On the downside, the increase in NOX output requires a mitigation strategy, carbon dioxide reduction is less than 1:1 for the carbon reduction. And fuel flow increases as hydrogen increases.

Mathews joined the gas pipeline and compression industry in 1991 with Tenneco, where he spent nine years in engineering, maintenance and analysis before joining Hoerbiger in 2000. There, he became senior vice president and general manager for their Engineering Services (HES) team. HES was acquired by Cooper in 2020.

Smith is VP of sustainability & emerging tech at Cooper Machinery Services. He is a 20-year veteran of the compression industry who specialized in the design of emissions reduction technologies for large power generation and gas compression engines while at Cameron Inc. He has held engineering and sales management roles and received his P.E. certification in Colorado.

Joel Sanford, senior key expert, Technology and Innovation Group at Siemens Energy, spoke with Steve Chaykosky, who is senior key expert in Reciprocating Compressor Engineering group at Siemens Energy.

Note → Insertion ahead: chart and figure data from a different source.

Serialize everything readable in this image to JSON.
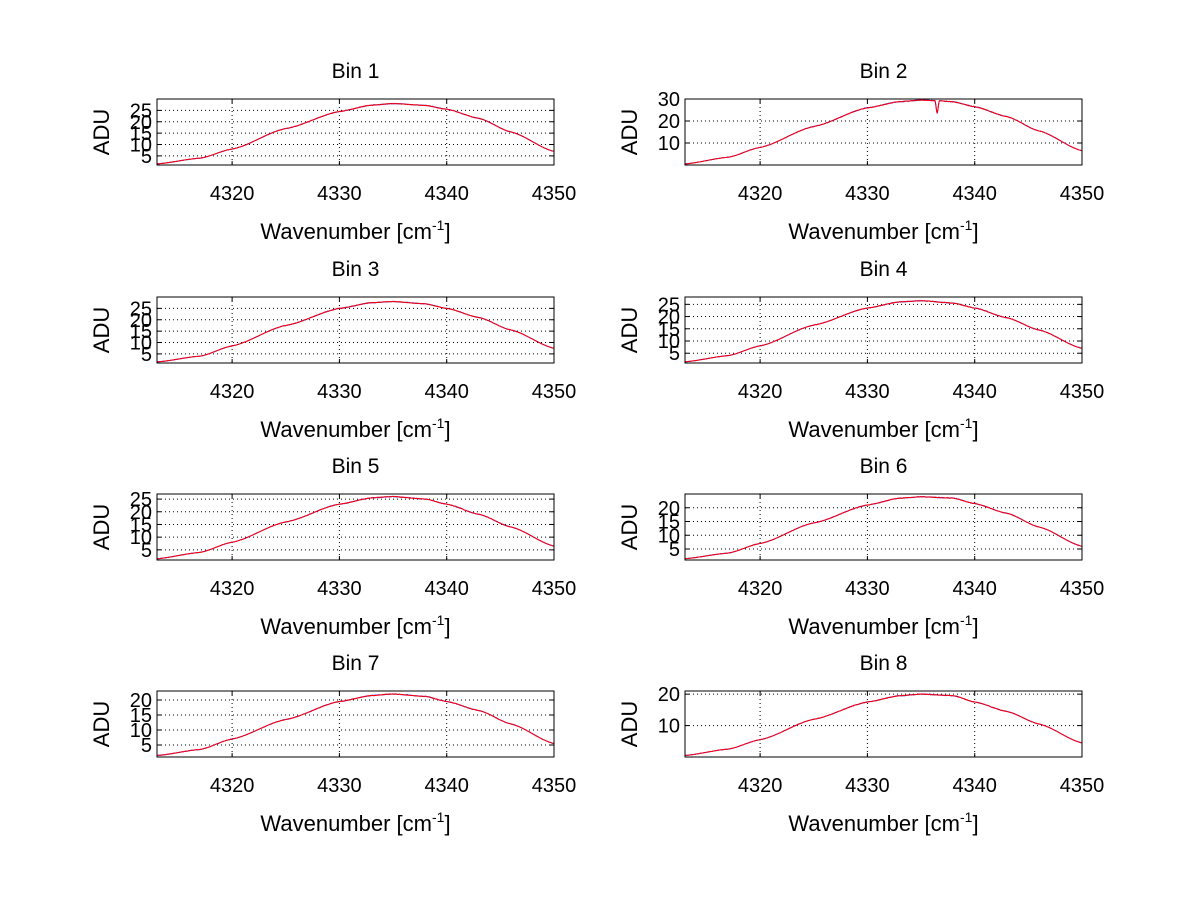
{
  "chart_data": [
    {
      "type": "line",
      "title": "Bin 1",
      "xlabel_main": "Wavenumber [cm",
      "xlabel_sup": "-1",
      "xlabel_end": "]",
      "ylabel": "ADU",
      "xlim": [
        4313,
        4350
      ],
      "ylim": [
        1,
        30
      ],
      "xticks": [
        4320,
        4330,
        4340,
        4350
      ],
      "yticks": [
        5,
        10,
        15,
        20,
        25
      ],
      "grid": true,
      "series": [
        {
          "x": [
            4313,
            4317,
            4320,
            4325,
            4330,
            4333,
            4335,
            4338,
            4340,
            4343,
            4346,
            4350
          ],
          "values": [
            1.5,
            4.0,
            8.0,
            17.0,
            24.5,
            27.3,
            28.0,
            27.2,
            25.5,
            21.5,
            15.5,
            7.0
          ]
        }
      ]
    },
    {
      "type": "line",
      "title": "Bin 2",
      "xlabel_main": "Wavenumber [cm",
      "xlabel_sup": "-1",
      "xlabel_end": "]",
      "ylabel": "ADU",
      "xlim": [
        4313,
        4350
      ],
      "ylim": [
        0,
        30
      ],
      "xticks": [
        4320,
        4330,
        4340,
        4350
      ],
      "yticks": [
        10,
        20,
        30
      ],
      "grid": true,
      "series": [
        {
          "x": [
            4313,
            4317,
            4320,
            4325,
            4330,
            4333,
            4335,
            4336.3,
            4336.5,
            4336.7,
            4338,
            4340,
            4343,
            4346,
            4350
          ],
          "values": [
            0.5,
            3.5,
            8.0,
            17.5,
            26.0,
            28.8,
            29.5,
            29.3,
            23.5,
            29.2,
            28.7,
            26.5,
            22.0,
            15.5,
            6.5
          ]
        }
      ]
    },
    {
      "type": "line",
      "title": "Bin 3",
      "xlabel_main": "Wavenumber [cm",
      "xlabel_sup": "-1",
      "xlabel_end": "]",
      "ylabel": "ADU",
      "xlim": [
        4313,
        4350
      ],
      "ylim": [
        1,
        30
      ],
      "xticks": [
        4320,
        4330,
        4340,
        4350
      ],
      "yticks": [
        5,
        10,
        15,
        20,
        25
      ],
      "grid": true,
      "series": [
        {
          "x": [
            4313,
            4317,
            4320,
            4325,
            4330,
            4333,
            4335,
            4338,
            4340,
            4343,
            4346,
            4350
          ],
          "values": [
            1.5,
            4.0,
            8.5,
            17.5,
            25.0,
            27.5,
            28.0,
            27.0,
            25.0,
            21.0,
            15.5,
            7.5
          ]
        }
      ]
    },
    {
      "type": "line",
      "title": "Bin 4",
      "xlabel_main": "Wavenumber [cm",
      "xlabel_sup": "-1",
      "xlabel_end": "]",
      "ylabel": "ADU",
      "xlim": [
        4313,
        4350
      ],
      "ylim": [
        1,
        28
      ],
      "xticks": [
        4320,
        4330,
        4340,
        4350
      ],
      "yticks": [
        5,
        10,
        15,
        20,
        25
      ],
      "grid": true,
      "series": [
        {
          "x": [
            4313,
            4317,
            4320,
            4325,
            4330,
            4333,
            4335,
            4338,
            4340,
            4343,
            4346,
            4350
          ],
          "values": [
            1.5,
            4.0,
            8.0,
            16.5,
            23.5,
            26.0,
            26.5,
            25.5,
            23.5,
            19.5,
            14.5,
            7.0
          ]
        }
      ]
    },
    {
      "type": "line",
      "title": "Bin 5",
      "xlabel_main": "Wavenumber [cm",
      "xlabel_sup": "-1",
      "xlabel_end": "]",
      "ylabel": "ADU",
      "xlim": [
        4313,
        4350
      ],
      "ylim": [
        1,
        27
      ],
      "xticks": [
        4320,
        4330,
        4340,
        4350
      ],
      "yticks": [
        5,
        10,
        15,
        20,
        25
      ],
      "grid": true,
      "series": [
        {
          "x": [
            4313,
            4317,
            4320,
            4325,
            4330,
            4333,
            4335,
            4338,
            4340,
            4343,
            4346,
            4350
          ],
          "values": [
            1.5,
            4.0,
            8.0,
            16.0,
            23.0,
            25.5,
            26.0,
            25.0,
            23.0,
            19.0,
            14.0,
            6.5
          ]
        }
      ]
    },
    {
      "type": "line",
      "title": "Bin 6",
      "xlabel_main": "Wavenumber [cm",
      "xlabel_sup": "-1",
      "xlabel_end": "]",
      "ylabel": "ADU",
      "xlim": [
        4313,
        4350
      ],
      "ylim": [
        1,
        25
      ],
      "xticks": [
        4320,
        4330,
        4340,
        4350
      ],
      "yticks": [
        5,
        10,
        15,
        20
      ],
      "grid": true,
      "series": [
        {
          "x": [
            4313,
            4317,
            4320,
            4325,
            4330,
            4333,
            4335,
            4338,
            4340,
            4343,
            4346,
            4350
          ],
          "values": [
            1.5,
            3.5,
            7.0,
            14.5,
            21.0,
            23.5,
            24.0,
            23.5,
            21.5,
            18.0,
            13.0,
            6.0
          ]
        }
      ]
    },
    {
      "type": "line",
      "title": "Bin 7",
      "xlabel_main": "Wavenumber [cm",
      "xlabel_sup": "-1",
      "xlabel_end": "]",
      "ylabel": "ADU",
      "xlim": [
        4313,
        4350
      ],
      "ylim": [
        1,
        23
      ],
      "xticks": [
        4320,
        4330,
        4340,
        4350
      ],
      "yticks": [
        5,
        10,
        15,
        20
      ],
      "grid": true,
      "series": [
        {
          "x": [
            4313,
            4317,
            4320,
            4325,
            4330,
            4333,
            4335,
            4338,
            4340,
            4343,
            4346,
            4350
          ],
          "values": [
            1.5,
            3.5,
            7.0,
            13.5,
            19.5,
            21.5,
            22.0,
            21.2,
            19.5,
            16.5,
            12.0,
            5.5
          ]
        }
      ]
    },
    {
      "type": "line",
      "title": "Bin 8",
      "xlabel_main": "Wavenumber [cm",
      "xlabel_sup": "-1",
      "xlabel_end": "]",
      "ylabel": "ADU",
      "xlim": [
        4313,
        4350
      ],
      "ylim": [
        0,
        21
      ],
      "xticks": [
        4320,
        4330,
        4340,
        4350
      ],
      "yticks": [
        10,
        20
      ],
      "grid": true,
      "series": [
        {
          "x": [
            4313,
            4317,
            4320,
            4325,
            4330,
            4333,
            4335,
            4338,
            4340,
            4343,
            4346,
            4350
          ],
          "values": [
            0.5,
            2.5,
            5.5,
            12.0,
            17.5,
            19.5,
            20.0,
            19.5,
            17.5,
            14.5,
            10.5,
            4.5
          ]
        }
      ]
    }
  ],
  "colors": {
    "line_primary": "#ff0000",
    "line_secondary": "#0000ff",
    "grid": "#000000",
    "axes": "#000000"
  }
}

The two discussed valve performance, a key element for reliability and efficiency of reciprocating compressors. They noted that, although hydrogen is just gaining notice in some markets, the gas has been used for decades in a number of industries. Siemens’ Magnum valves were first applied to hydrogen applications in 1997 and are designed to withstand high differential pressures and discharge pressures and can be used in all stages of compression.

They presented a case study about a U.S. refinery's hydrogen compressors. Between 2000-2002, the refinery's fleet of 21 compressors (with 50 cylinders in continuous operation averaged 16 valve failures a year. To avoid unscheduled down time, the company would simply have a crew of mechanics change valves every three to four weeks.

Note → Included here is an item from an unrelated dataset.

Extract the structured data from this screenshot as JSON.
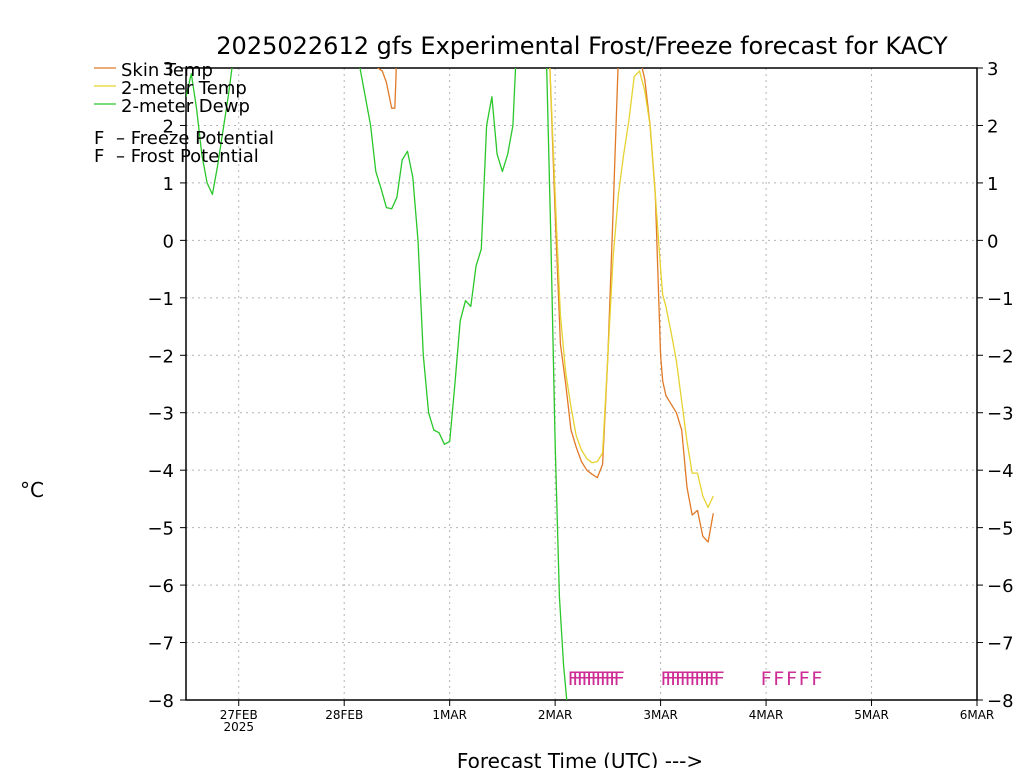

Using the same compression fleet, the refinery installed Magnum valves in 2003, with most cylinders being outfitted with the Magnum valves by 2007. The number of valve failures dropped to an average of two a year.

Impact of IRA

After the technical presentations, delegates heard a panel discussion entitled, "The changing shape of our energy infrastructure." Noureen Faizee, director, strategy & growth – hydrogen at Worley; Luiz Soriano, sales and business development manager at Siemens Energy; and Patrick McCalley, sales and product manager, hydrogen economy- Americas, with NEA Group, took part.

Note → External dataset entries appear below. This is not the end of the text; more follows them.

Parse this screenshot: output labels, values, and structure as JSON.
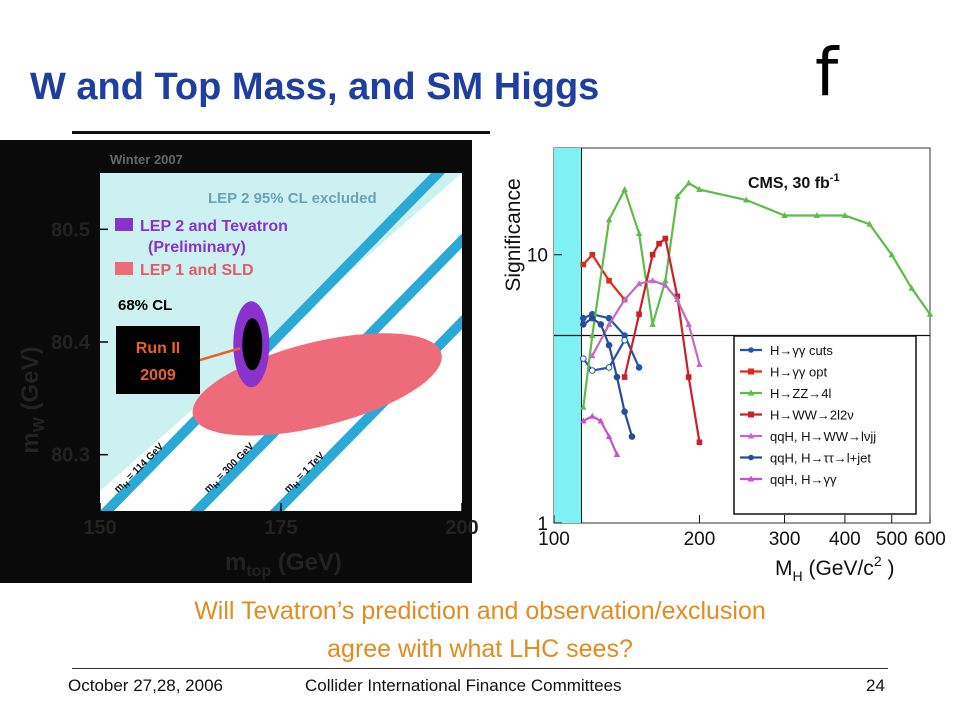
{
  "slide": {
    "title": "W and Top Mass, and SM Higgs",
    "corner_glyph": "f",
    "question_line1": "Will Tevatron’s prediction and observation/exclusion",
    "question_line2": "agree with what LHC sees?",
    "footer_left": "October 27,28, 2006",
    "footer_center": "Collider International Finance Committees",
    "footer_right": "24"
  },
  "colors": {
    "title": "#1f3fa0",
    "question": "#e08c1e",
    "lep2_excluded": "#cdf1f1",
    "band": "#2aa9d6",
    "combined": "#8a33cc",
    "lep1_sld": "#ee6b7c",
    "cms_band": "#7ff0f4"
  },
  "chart_data": [
    {
      "type": "scatter",
      "panel_tag": "Winter 2007",
      "xlabel": "m",
      "xlabel_sub": "top",
      "xlabel_unit": "(GeV)",
      "ylabel": "m",
      "ylabel_sub": "W",
      "ylabel_unit": "(GeV)",
      "xlim": [
        150,
        200
      ],
      "ylim": [
        80.25,
        80.55
      ],
      "x_ticks": [
        "150",
        "175",
        "200"
      ],
      "y_ticks": [
        "80.3",
        "80.4",
        "80.5"
      ],
      "legend": [
        {
          "label": "LEP 2 95% CL excluded",
          "color": "#cdf1f1"
        },
        {
          "label": "LEP 2 and Tevatron",
          "label2": "(Preliminary)",
          "color": "#8a33cc"
        },
        {
          "label": "LEP 1 and SLD",
          "color": "#ee6b7c"
        }
      ],
      "cl_label": "68% CL",
      "higgs_bands": [
        {
          "label": "m",
          "sub": "H",
          "value": "= 114 GeV"
        },
        {
          "label": "m",
          "sub": "H",
          "value": "= 300 GeV"
        },
        {
          "label": "m",
          "sub": "H",
          "value": "= 1 TeV"
        }
      ],
      "contours": [
        {
          "name": "LEP 2 and Tevatron",
          "center_x": 170.9,
          "center_y": 80.398
        },
        {
          "name": "LEP 1 and SLD",
          "center_x": 180,
          "center_y": 80.365
        }
      ],
      "annotation": {
        "line1": "Run II",
        "line2": "2009",
        "x": 171,
        "y": 80.398
      }
    },
    {
      "type": "line",
      "title": "CMS, 30 fb",
      "title_sup": "-1",
      "ylabel": "Significance",
      "xlabel": "M",
      "xlabel_sub": "H",
      "xlabel_unit": "(GeV/c",
      "xlabel_sup": "2",
      "xlabel_end": ")",
      "log_x": true,
      "log_y": true,
      "xlim": [
        100,
        600
      ],
      "ylim": [
        1,
        25
      ],
      "x_ticks": [
        100,
        200,
        300,
        400,
        500,
        600
      ],
      "y_ticks": [
        1,
        10
      ],
      "excluded_region": [
        100,
        114
      ],
      "threshold": 5,
      "series": [
        {
          "name": "H→γγ cuts",
          "color": "#2255aa",
          "marker": "circle",
          "x": [
            115,
            120,
            130,
            140,
            150
          ],
          "y": [
            5.8,
            6.0,
            5.8,
            5.0,
            3.8
          ]
        },
        {
          "name": "H→γγ cuts",
          "color": "#2255aa",
          "marker": "circle",
          "legend": false,
          "x": [
            115,
            120,
            130,
            140
          ],
          "y": [
            4.1,
            3.7,
            3.8,
            4.8
          ]
        },
        {
          "name": "H→γγ opt",
          "color": "#dd2a1e",
          "marker": "square",
          "x": [
            115,
            120,
            130,
            140
          ],
          "y": [
            9.2,
            10,
            8.0,
            6.8
          ]
        },
        {
          "name": "H→ZZ→4l",
          "color": "#5fbb4a",
          "marker": "triangle",
          "x": [
            115,
            120,
            130,
            140,
            150,
            160,
            170,
            180,
            190,
            200,
            250,
            300,
            350,
            400,
            450,
            500,
            550,
            600
          ],
          "y": [
            2.7,
            5.0,
            13.5,
            17.5,
            12,
            5.5,
            8,
            16.5,
            18.5,
            17.5,
            16,
            14,
            14,
            14,
            13,
            10,
            7.5,
            6
          ]
        },
        {
          "name": "H→WW→2l2ν",
          "color": "#cc1f2a",
          "marker": "square",
          "x": [
            140,
            150,
            160,
            165,
            170,
            180,
            190,
            200
          ],
          "y": [
            3.5,
            6,
            10,
            11,
            11.5,
            7,
            3.5,
            2
          ]
        },
        {
          "name": "qqH, H→WW→lνjj",
          "color": "#c06ac2",
          "marker": "triangle",
          "x": [
            120,
            130,
            140,
            150,
            160,
            170,
            180,
            190,
            200
          ],
          "y": [
            4.2,
            5.5,
            6.8,
            7.8,
            8.0,
            7.7,
            6.8,
            5.5,
            3.9
          ]
        },
        {
          "name": "qqH, H→ττ→l+jet",
          "color": "#2a4a9a",
          "marker": "circle",
          "x": [
            115,
            120,
            125,
            130,
            135,
            140,
            145
          ],
          "y": [
            5.5,
            5.8,
            5.5,
            4.6,
            3.5,
            2.6,
            2.1
          ]
        },
        {
          "name": "qqH, H→γγ",
          "color": "#c94fcc",
          "marker": "triangle",
          "x": [
            115,
            120,
            125,
            130,
            135
          ],
          "y": [
            2.4,
            2.5,
            2.4,
            2.1,
            1.8
          ]
        }
      ]
    }
  ]
}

The panelists talked about the effects of the Inflation Reduction Act on capital investments toward alternative energy and what that might mean for hydrogen compression. The Inflation Reduction Act offers a tax credit for hydrogen production, known as the "45V" tax credit, subsidizes either investment in clean hydrogen production or hydrogen production itself. The value of the 45V credit increases as the life-cycle emissions associated with hydrogen production decrease.

In the short term, the increased tax credit for carbon capture and sequestration, a credit known as "45Q," also could have a large effect on reducing emissions associated with hydrogen production. Some suggest that the tax credits in the IRA already are sufficient to make hydrogen production from natural gas with carbon capture and sequestration competitive with current hydrogen production without carbon capture and sequestration].

COMPRESSORTech2 plans on holding another Hydrogen Summit, likely in the Houston area, in April 2024.